(POSTPONED) "An Unavoidable Death and Archival Offering in Haiti" with Grace L. Sanders Johnson

Thursday, April 16, 2020 - 12:00pm to 1:30pm

Fisher-Bennett Hall, Suite 345

This location is ADA accessible

This work-in-progress uses the archive of  Haitian women’s “miscellaneous” and “unavoidable” deaths under the United States occupation (1915-1934) to trace how Haitian exceptionalism is articulated through the banal capture and cataloguing of women’s lives.
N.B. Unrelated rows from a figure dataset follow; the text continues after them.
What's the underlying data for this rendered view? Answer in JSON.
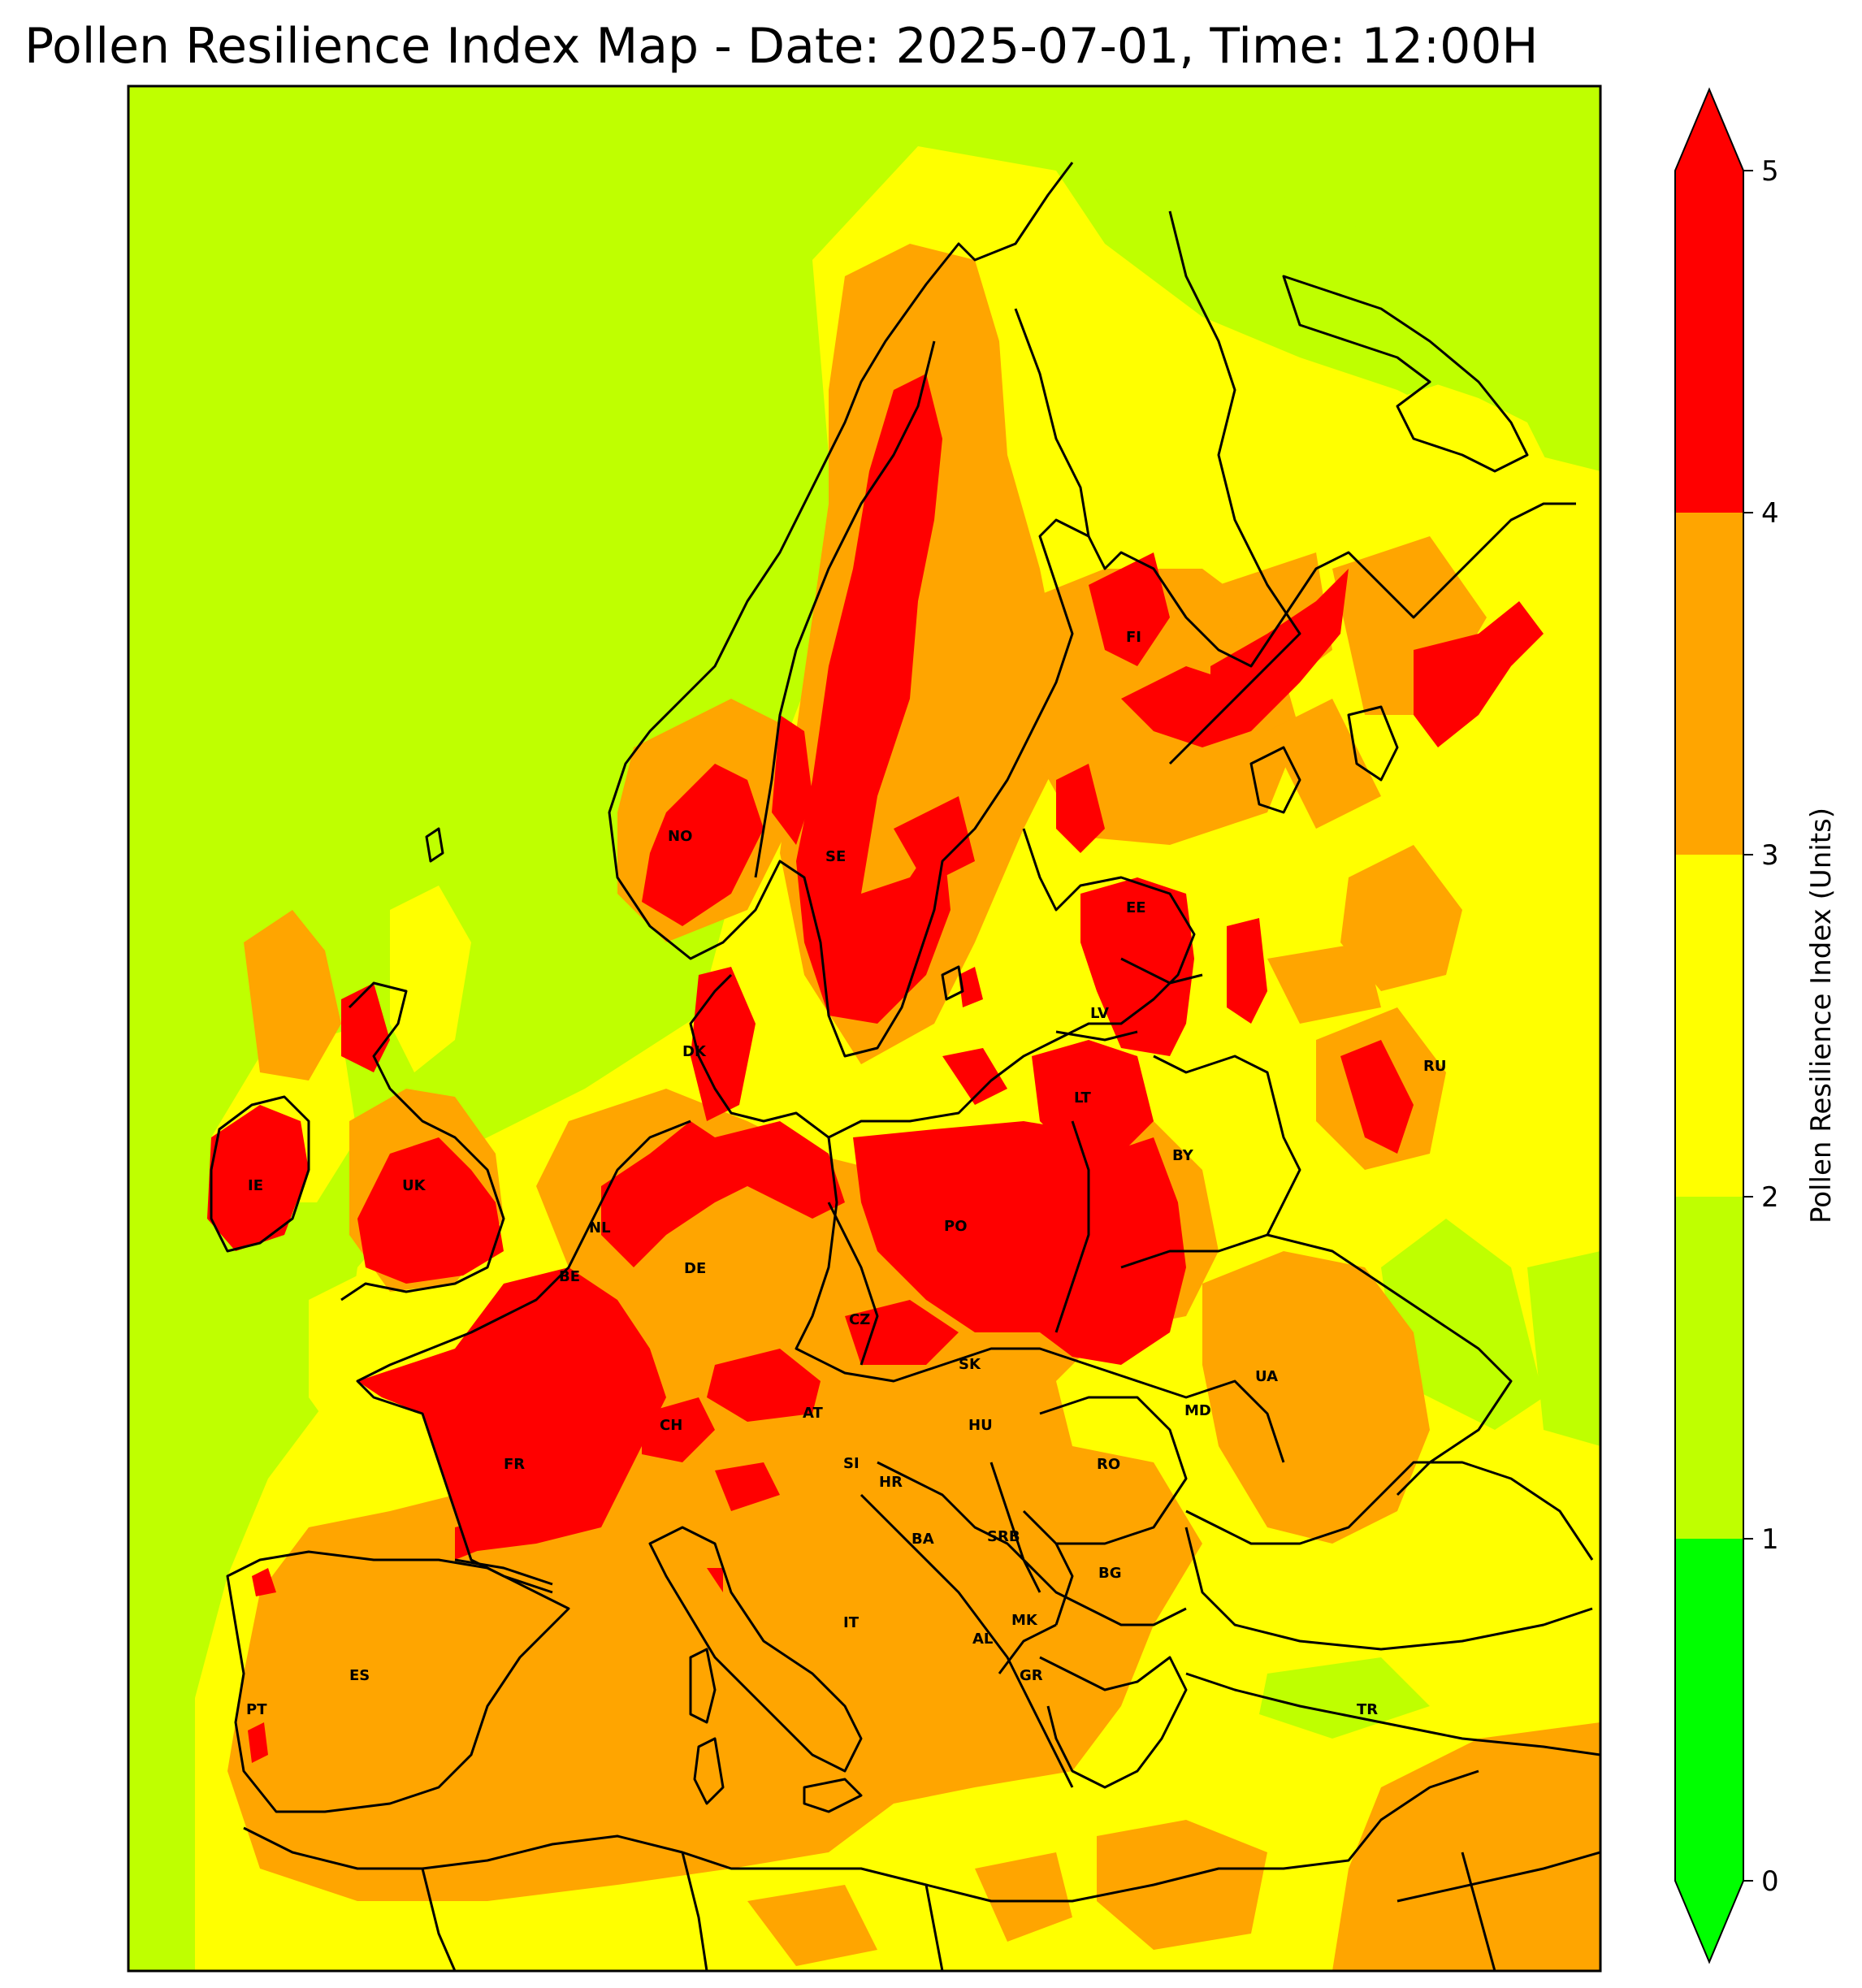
{
  "title": "Pollen Resilience Index Map - Date: 2025-07-01, Time: 12:00H",
  "colorbar": {
    "label": "Pollen Resilience Index (Units)",
    "ticks": [
      "0",
      "1",
      "2",
      "3",
      "4",
      "5"
    ],
    "bands": [
      {
        "from": 0,
        "to": 1,
        "color": "#00ff00"
      },
      {
        "from": 1,
        "to": 2,
        "color": "#bfff00"
      },
      {
        "from": 2,
        "to": 3,
        "color": "#ffff00"
      },
      {
        "from": 3,
        "to": 4,
        "color": "#ffa500"
      },
      {
        "from": 4,
        "to": 5,
        "color": "#ff0000"
      }
    ],
    "extend": "both"
  },
  "map": {
    "background_color": "#bfff00",
    "country_codes": [
      "NO",
      "SE",
      "FI",
      "EE",
      "LV",
      "LT",
      "RU",
      "BY",
      "DK",
      "IE",
      "UK",
      "NL",
      "BE",
      "DE",
      "PO",
      "CZ",
      "SK",
      "UA",
      "MD",
      "FR",
      "CH",
      "AT",
      "HU",
      "RO",
      "SI",
      "HR",
      "BA",
      "SRB",
      "BG",
      "IT",
      "MK",
      "AL",
      "GR",
      "ES",
      "PT",
      "TR"
    ]
  }
}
Taking Michel-Rolph Trouillot’s canonical essay “The Odd and the Ordinary” as a conceptual point of departure, this work-in-progress pivots around the “unavoidable” killing of nineteen year old Extrea Jean Gilles by US military officials to witness Haitian women’s refusal, gest, and invitation to play with their entry into the archive.  With a focus on the death space and occupation landscape—roads, bridges, railways—this work reconfigures the historical record of Extrea’s life and the lives that resonate with hers, and intervenes in the presumed teleology of her archive through the practice of offering.
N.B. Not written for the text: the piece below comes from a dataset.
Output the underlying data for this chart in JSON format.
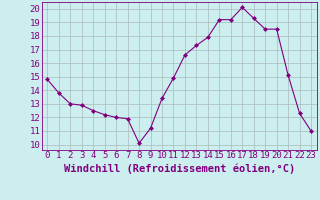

Grace L. Sanders Johnson is Assistant Professor of Africana Studies and GSWS affiliated faculty. She received her Ph.D. in History & Women’s Studies at the University of Michigan where she specialized in Modern Caribbean and Latin American History, Transnational Feminisms, Oral History, and African Diasporic Studies. Grace has been awarded fellowships from the Thomas J. Watson Foundation, the Andrew C. Mellon and Ford Foundations, the Canadian Embassy, and was recently awarded an Emerging Scholar Fellowship from the Haitian Studies Association for her dissertation La Voix des Femmes: Women’s Rights, National Politics, & Black Activism in Port-au-Prince and Montréal, 1934-1986. In addition to her study of twentieth century gender, sexuality, migration, and Haitian women's social and political organizing, Grace is currently collaborating with colleagues in Haiti and throughout the diaspora to establish a Haitian women’s oral history archive.